CRÍTICA
Incipit

El director de la Simfònica, Pablo Mielgo.
Orquestra Simfònica de Balears
- Anna Fedorova, piano
- Pablo Mielgo, director
- Obras de Tchaikovsky y Beethoven
- Auditòrium de Palma
- 19-marzo-2026
Algunas composiciones musicales son conocidas por sus primeros compases; y puede ocurrir que lo que venga después nos sea desconocido. Un ejemplo muy claro sería el Concierto para piano y orquesta número 1 de Piotr Tchaikovsky, cuyo inicio, tan popular, hace que reconozcamos la pieza en unos segundos. Ahora bien, lo que sigue a esa introducción majestuosa puede que sea de más difícil reconocimiento.
Esa obra, que el compositor escribió entre 1874 y 1875 a propuesta del que era director del Conservatorio de Moscú, Nicolay Rubinstein, contiene momentos de una enorme belleza, alternando los fragmentos líricos, cantábiles, con otros más majestuosos y vibrantes. Y, ahí la maestría del compositor, pasando de unos a otros de forma natural, sin roturas, utilizando sabiamente los crescendos.
El pasado jueves tuvimos ocasión de escuchar y saborear esa partitura como parte de un programa en el que la Simfònica, dirigida por su titular, Pablo Mielgo, invitó a la mediática Anna Fedorova, que hizo una lectura más íntima que explosiva de esos tres movimientos ejemplares. Notable en fraseo, buen sonido, delicadeza a raudales, un tanto dubitativa en alguna ocasión particular, la solista ucraniana demostró que se encuentra muy cómoda tocando ese repertorio. De hecho, es muy aconsejable su versión de la Rapsodia de Rachmaninov que puede escucharse y verse a través de las redes y plataformas. La orquesta caminó por la misma senda como acompañante, o, mejor dicho, como coprotagonista de la obra, pues para nada queda en segundo plano, si exceptuamos las tres cadencias que Tchaikovsky incluye en la obra.

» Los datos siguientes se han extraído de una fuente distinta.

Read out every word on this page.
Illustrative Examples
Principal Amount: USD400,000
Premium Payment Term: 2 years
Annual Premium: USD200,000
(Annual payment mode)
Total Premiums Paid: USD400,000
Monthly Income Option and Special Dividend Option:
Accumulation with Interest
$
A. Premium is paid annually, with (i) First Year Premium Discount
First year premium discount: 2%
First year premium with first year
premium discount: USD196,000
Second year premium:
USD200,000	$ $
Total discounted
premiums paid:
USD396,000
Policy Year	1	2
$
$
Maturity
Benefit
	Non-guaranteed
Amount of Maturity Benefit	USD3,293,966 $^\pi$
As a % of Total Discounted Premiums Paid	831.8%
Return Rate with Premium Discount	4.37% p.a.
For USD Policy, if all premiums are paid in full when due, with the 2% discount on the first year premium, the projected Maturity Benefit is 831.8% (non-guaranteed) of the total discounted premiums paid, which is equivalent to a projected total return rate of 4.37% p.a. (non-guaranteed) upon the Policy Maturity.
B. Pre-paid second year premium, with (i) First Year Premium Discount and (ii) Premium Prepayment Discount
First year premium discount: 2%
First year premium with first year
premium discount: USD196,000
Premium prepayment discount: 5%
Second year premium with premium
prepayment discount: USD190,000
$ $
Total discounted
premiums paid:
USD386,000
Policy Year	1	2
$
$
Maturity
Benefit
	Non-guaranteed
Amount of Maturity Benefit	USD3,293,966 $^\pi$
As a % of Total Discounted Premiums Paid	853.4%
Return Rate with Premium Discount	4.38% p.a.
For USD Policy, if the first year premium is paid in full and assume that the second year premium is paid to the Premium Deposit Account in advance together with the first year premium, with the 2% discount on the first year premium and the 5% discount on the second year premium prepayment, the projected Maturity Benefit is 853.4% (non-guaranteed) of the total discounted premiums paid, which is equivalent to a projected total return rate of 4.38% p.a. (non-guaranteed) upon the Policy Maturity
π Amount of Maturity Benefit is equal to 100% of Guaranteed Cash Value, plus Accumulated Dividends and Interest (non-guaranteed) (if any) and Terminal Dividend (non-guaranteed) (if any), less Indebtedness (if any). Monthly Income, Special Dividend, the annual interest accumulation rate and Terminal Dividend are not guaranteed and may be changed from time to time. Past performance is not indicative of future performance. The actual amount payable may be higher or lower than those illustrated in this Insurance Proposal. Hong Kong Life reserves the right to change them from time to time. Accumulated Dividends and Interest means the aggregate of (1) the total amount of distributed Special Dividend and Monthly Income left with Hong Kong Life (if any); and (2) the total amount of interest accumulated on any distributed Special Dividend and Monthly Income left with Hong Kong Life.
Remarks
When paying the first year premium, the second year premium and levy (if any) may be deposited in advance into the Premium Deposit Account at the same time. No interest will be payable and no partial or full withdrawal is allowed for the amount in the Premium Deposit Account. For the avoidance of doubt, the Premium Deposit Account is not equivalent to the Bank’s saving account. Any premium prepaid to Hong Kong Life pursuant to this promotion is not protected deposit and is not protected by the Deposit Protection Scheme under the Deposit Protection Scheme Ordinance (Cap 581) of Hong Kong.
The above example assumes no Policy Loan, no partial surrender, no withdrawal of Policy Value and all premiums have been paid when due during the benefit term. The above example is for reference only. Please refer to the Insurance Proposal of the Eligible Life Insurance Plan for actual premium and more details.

La sesión se había iniciado con la Obertura Leonora número 3 que Beethoven escribió para su ópera Fidelio. Aquí sí que el grupo instrumental no estuvo brillante, pues la lectura de esa exigente Introducción fue plana, sin aportaciones destacables.
Pero para dar a entender que nuestros músicos sí entienden el legado beethoveniano, en la segunda parte ofrecieron una Quinta sinfonía mucho más trabajada. A partir ya de ese otro Incipit reconocible (quizás las cuatro notas más populares de la historia de la música: ta, ta, ta taaaa), la versión fue realmente muy interesante. Claro y contundente el Allegro inicial, precioso el Andante, con esas variaciones bellísimas, matizado el Scherzo, delicada la conexión sin pausa con el cuarto movimiento, a través de un pensado sonido de timbales (aplausos para Susana Pacheco) y enormemente vibrante el Finale, con esos toques mágicos de flautín en la coda (bien por Enrique Sánchez). Y siempre, en todo momento, con todas las secciones (especialmente los contrabajos) dándolo todo para demostrar que esa obra es mucho más que su inicio. Porque, al final, conviene recordarlo: algunas obras empiezan siendo reconocibles, pero solamente se revelan de verdad cuando uno decide escucharlas enteras.